Start-up: Die aCharger GmbH produziert Ladesäulen und schaut über den Tellerrand in die energetische Zukunft
Ein Nachmittag im April: Die Sonne knallt auf die Solarzellen auf dem Dach der Alfotec GmbH in Wermelskirchen. Die Photovoltaik-Anlage erzeugt mehr Strom, als gerade verbraucht wird, und das Energiemanagementsystem entscheidet, mit diesem die E-Fahrzeugflotte aufzuladen. Am nächsten Morgen ist es bewölkt, als die ersten Mitarbeiter auf den Hof fahren. Ihre noch fast voll geladenen E-Autos schließen sie erneut an die Ladesäule an – doch nun fließt der Strom aus ihnen heraus und gleicht die Unterdeckung im Gebäude aus. Etwas plakativ ausgedrückt: morgens kocht der Tesla Kaffee.
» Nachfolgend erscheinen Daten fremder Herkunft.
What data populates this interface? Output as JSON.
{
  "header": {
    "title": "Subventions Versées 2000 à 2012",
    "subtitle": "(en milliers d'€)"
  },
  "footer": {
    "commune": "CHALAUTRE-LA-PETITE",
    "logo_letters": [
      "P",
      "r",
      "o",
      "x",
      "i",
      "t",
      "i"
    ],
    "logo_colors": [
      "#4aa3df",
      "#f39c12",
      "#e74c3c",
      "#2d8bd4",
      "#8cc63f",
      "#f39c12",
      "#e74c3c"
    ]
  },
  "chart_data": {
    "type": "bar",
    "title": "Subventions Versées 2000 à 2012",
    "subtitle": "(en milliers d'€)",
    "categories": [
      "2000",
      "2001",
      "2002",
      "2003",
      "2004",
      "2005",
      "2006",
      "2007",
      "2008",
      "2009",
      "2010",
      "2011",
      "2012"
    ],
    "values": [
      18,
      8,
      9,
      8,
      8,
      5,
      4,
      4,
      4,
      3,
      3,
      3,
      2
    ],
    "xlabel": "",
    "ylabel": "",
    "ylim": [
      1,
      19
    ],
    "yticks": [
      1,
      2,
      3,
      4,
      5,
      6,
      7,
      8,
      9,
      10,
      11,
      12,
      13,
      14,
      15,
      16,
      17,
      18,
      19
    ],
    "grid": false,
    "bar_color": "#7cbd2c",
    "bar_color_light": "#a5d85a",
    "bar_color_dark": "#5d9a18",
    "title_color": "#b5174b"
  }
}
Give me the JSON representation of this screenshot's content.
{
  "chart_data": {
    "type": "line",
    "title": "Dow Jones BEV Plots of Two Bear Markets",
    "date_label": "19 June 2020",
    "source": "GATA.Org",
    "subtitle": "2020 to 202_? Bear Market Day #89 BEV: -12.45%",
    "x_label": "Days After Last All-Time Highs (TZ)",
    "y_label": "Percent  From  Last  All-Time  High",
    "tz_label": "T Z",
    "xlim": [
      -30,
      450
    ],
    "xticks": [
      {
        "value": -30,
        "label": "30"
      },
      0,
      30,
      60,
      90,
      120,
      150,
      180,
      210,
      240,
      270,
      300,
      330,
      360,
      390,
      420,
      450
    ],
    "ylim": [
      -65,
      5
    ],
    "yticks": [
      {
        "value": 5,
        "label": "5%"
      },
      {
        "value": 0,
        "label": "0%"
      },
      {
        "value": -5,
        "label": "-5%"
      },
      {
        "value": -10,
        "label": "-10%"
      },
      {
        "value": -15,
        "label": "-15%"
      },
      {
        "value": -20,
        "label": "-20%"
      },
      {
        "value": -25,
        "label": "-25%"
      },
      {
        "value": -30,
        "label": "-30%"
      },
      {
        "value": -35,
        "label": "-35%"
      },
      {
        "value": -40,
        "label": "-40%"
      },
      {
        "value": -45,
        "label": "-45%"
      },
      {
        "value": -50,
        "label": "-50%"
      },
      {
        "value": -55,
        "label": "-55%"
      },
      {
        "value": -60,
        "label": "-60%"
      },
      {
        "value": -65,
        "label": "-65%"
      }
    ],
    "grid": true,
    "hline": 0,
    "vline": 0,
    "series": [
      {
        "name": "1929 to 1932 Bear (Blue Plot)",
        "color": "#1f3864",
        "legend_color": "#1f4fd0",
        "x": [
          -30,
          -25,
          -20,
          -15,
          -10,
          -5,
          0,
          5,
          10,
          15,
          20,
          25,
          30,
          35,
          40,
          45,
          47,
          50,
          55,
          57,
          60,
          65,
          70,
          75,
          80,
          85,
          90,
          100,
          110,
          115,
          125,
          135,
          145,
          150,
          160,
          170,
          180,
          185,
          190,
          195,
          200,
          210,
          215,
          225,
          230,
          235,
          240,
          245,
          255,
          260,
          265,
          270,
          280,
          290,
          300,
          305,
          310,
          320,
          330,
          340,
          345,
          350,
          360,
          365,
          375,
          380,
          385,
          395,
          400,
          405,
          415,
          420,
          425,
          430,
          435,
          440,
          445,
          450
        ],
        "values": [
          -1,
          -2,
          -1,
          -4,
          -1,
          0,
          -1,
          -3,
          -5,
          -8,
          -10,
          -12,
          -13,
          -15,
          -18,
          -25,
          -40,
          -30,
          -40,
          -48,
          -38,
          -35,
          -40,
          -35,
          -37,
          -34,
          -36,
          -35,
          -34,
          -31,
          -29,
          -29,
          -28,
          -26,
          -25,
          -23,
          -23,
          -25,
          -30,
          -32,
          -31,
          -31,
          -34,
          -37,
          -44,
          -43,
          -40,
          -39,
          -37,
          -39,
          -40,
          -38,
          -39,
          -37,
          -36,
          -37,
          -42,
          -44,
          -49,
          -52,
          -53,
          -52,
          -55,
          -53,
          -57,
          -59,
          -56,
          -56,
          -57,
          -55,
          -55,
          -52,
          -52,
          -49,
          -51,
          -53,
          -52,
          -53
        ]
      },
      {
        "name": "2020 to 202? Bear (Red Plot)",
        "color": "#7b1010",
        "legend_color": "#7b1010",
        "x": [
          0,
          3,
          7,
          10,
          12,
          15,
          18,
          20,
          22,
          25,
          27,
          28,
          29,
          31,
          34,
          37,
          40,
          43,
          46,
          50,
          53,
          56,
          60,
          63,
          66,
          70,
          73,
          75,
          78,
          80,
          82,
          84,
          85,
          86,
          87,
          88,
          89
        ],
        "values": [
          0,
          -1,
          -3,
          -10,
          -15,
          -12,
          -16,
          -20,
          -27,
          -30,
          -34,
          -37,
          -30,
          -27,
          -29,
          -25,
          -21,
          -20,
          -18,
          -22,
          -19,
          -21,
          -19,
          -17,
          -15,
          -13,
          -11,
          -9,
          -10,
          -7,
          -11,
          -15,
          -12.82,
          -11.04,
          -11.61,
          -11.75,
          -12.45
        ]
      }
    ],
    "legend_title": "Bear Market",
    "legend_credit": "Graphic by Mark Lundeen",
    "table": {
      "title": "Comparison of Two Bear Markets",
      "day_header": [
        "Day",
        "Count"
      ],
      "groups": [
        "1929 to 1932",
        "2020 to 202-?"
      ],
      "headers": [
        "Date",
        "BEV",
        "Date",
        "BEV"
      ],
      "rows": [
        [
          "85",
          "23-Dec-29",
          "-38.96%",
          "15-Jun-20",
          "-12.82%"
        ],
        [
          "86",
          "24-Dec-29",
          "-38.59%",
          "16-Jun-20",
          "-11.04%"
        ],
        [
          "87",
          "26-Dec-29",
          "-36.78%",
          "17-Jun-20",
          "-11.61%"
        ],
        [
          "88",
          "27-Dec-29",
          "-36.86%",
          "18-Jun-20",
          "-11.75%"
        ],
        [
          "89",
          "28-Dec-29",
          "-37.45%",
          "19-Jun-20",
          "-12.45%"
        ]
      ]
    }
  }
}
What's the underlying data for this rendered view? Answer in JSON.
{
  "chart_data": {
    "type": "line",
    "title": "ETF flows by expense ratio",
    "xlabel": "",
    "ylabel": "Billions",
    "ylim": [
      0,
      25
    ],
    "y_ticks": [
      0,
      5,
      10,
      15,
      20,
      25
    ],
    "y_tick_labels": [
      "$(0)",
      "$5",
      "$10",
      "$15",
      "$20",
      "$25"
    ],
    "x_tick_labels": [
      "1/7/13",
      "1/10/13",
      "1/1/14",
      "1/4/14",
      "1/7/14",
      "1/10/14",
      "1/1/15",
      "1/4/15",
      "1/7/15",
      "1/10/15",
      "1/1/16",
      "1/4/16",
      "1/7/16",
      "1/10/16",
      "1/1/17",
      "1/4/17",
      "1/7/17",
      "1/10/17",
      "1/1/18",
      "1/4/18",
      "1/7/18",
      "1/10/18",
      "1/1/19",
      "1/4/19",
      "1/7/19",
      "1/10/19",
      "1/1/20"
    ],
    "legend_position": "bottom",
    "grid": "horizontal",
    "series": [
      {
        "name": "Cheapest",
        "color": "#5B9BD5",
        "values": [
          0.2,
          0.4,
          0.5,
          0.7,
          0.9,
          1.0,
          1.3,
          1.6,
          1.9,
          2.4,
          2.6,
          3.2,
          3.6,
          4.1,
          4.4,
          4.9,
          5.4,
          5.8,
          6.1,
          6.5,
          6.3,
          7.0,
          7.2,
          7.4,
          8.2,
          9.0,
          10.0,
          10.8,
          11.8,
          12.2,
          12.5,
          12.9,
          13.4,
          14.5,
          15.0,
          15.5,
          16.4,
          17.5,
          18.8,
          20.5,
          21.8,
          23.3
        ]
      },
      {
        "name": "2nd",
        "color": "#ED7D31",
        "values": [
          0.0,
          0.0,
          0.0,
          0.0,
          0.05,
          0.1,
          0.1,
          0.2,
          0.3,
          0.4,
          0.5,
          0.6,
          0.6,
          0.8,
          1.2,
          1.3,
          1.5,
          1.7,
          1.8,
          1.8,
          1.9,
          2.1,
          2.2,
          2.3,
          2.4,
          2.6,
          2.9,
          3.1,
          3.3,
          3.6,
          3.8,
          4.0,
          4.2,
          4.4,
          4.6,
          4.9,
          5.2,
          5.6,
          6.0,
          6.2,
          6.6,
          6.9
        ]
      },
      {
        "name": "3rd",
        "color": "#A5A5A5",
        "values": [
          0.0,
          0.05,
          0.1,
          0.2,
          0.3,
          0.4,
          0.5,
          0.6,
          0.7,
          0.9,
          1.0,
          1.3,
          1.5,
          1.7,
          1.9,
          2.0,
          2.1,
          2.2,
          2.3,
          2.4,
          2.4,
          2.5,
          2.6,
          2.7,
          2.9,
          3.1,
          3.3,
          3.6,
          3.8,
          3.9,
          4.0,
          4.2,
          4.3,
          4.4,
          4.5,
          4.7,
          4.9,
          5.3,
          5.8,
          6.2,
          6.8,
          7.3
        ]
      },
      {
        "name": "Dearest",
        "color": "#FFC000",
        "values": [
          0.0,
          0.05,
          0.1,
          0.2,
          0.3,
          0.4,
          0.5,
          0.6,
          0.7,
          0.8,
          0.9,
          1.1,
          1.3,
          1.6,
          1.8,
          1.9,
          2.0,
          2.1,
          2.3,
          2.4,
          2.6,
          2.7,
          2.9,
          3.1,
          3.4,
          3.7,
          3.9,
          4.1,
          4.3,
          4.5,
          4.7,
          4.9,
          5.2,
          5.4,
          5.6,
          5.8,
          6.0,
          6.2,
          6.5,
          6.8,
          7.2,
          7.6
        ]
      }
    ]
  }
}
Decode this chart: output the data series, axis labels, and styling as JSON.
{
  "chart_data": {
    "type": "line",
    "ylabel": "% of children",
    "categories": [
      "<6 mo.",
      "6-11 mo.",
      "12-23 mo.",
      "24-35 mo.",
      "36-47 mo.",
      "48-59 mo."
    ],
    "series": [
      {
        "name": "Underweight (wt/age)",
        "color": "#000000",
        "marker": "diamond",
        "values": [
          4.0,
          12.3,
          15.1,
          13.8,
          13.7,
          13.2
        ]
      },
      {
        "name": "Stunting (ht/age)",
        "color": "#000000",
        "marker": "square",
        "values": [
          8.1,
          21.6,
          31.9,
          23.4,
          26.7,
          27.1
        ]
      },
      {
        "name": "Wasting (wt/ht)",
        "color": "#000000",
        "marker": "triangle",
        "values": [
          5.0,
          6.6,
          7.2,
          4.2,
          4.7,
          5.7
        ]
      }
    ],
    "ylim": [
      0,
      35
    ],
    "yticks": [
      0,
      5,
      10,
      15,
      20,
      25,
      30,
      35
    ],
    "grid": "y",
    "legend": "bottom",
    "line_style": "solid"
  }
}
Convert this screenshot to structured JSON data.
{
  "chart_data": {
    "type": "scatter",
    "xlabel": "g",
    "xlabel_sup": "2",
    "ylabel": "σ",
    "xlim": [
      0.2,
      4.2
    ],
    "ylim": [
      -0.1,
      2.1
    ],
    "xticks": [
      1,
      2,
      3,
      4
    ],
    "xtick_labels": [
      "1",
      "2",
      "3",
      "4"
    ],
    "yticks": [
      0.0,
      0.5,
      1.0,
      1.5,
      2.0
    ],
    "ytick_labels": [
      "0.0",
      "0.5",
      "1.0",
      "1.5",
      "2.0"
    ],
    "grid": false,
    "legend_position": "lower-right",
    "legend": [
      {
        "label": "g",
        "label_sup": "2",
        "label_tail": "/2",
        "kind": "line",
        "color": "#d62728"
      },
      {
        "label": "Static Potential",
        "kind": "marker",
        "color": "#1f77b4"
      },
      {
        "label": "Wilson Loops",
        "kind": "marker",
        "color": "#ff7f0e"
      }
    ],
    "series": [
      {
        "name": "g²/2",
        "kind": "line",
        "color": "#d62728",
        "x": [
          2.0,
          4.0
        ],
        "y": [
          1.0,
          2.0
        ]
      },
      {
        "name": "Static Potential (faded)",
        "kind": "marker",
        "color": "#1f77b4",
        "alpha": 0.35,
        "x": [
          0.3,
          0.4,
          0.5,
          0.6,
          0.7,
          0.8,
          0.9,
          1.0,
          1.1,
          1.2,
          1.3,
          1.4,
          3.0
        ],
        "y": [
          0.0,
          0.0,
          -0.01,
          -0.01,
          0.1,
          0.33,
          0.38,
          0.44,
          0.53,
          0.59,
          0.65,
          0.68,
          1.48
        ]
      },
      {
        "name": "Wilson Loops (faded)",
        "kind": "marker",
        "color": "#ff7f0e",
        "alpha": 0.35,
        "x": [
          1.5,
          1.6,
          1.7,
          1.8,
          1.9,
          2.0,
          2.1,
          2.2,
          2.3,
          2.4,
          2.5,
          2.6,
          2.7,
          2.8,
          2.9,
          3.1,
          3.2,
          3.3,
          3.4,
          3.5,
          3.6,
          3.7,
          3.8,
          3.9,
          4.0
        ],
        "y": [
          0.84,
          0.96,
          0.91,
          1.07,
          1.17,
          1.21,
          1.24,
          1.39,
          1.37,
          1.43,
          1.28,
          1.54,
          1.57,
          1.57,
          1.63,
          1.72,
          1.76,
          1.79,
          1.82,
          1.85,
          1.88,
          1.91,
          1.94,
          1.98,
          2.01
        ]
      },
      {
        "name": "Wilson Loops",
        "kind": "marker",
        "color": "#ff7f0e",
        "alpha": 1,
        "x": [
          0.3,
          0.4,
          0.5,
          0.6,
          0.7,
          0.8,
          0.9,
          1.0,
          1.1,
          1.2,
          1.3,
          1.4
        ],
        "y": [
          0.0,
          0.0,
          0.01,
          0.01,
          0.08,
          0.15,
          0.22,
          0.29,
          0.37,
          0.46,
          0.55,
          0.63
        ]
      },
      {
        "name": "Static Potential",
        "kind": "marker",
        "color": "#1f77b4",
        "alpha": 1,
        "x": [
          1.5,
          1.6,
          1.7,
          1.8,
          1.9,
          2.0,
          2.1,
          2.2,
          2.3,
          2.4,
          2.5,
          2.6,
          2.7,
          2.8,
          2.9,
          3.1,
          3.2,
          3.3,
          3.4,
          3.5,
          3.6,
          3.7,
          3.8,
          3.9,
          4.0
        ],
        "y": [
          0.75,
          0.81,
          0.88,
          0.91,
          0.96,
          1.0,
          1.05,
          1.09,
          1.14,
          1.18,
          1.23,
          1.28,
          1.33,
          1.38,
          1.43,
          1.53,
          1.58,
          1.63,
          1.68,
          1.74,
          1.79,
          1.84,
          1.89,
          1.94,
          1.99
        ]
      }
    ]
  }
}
Noch ist der Teil der Rückspeisung ein Zukunftsszenario, doch Alfotec-Geschäftsführer Lukas Hackländer geht die Zukunft nicht schnell genug. Hochgedämmt, Photovoltaik, 65 kWh-Batterie im Keller und Wärmepumpe für 1.000 Quadratmeter: Das Unternehmen, das Fördertechnik herstellt, kann bereits heute auf fossile Brennstoffe verzichten. Doch Hackländer will mehr, nämlich am liebsten so bald – und so weit – wie möglich unabhängig von Stromnetzbetreibern und schwankenden Strompreisen sein. Was ihn fuchst: „Technisch ist das alles schon möglich, es scheitert an Regularien und an langgezogenen Entscheidungen.“
V2H
… steht für Vehicle to Home. Dabei werden E-Autos zum temporären Batteriespeicher, die Strom wieder ins Gebäude einspeisen können. V2H betrifft den Teil „hinter“ dem Zähler, also den Bereich der eigenen Erzeugung und Verteilung von Strom. Ist das öffentliche Netz integriert, spricht man von V2G, Vehicle to Grid. Beide sind Beispiele für Sektorkopplung.
Sektorkopplung
… bezeichnet die Nutzung von Strom aus erneuerbaren Energien in den „Sektoren“ Wärme, Mobilität und Industrie. Dabei geht es nicht nur um die Elektrifizierung der Bereiche Wärme und Verkehr, sondern um die energietechnische und -wirtschaftliche Verknüpfung von Strom, Wärme, Mobilität und industriellen Prozessen sowie deren Infrastrukturen. Sektorkopplung verringert deutlich die CO2-Emissionen, entlastet lokal die Verteilnetze und ermöglicht den direkten Einsatz von erneuerbarer Energie dort, wo sie am (kosten-) effizientesten genutzt werden können.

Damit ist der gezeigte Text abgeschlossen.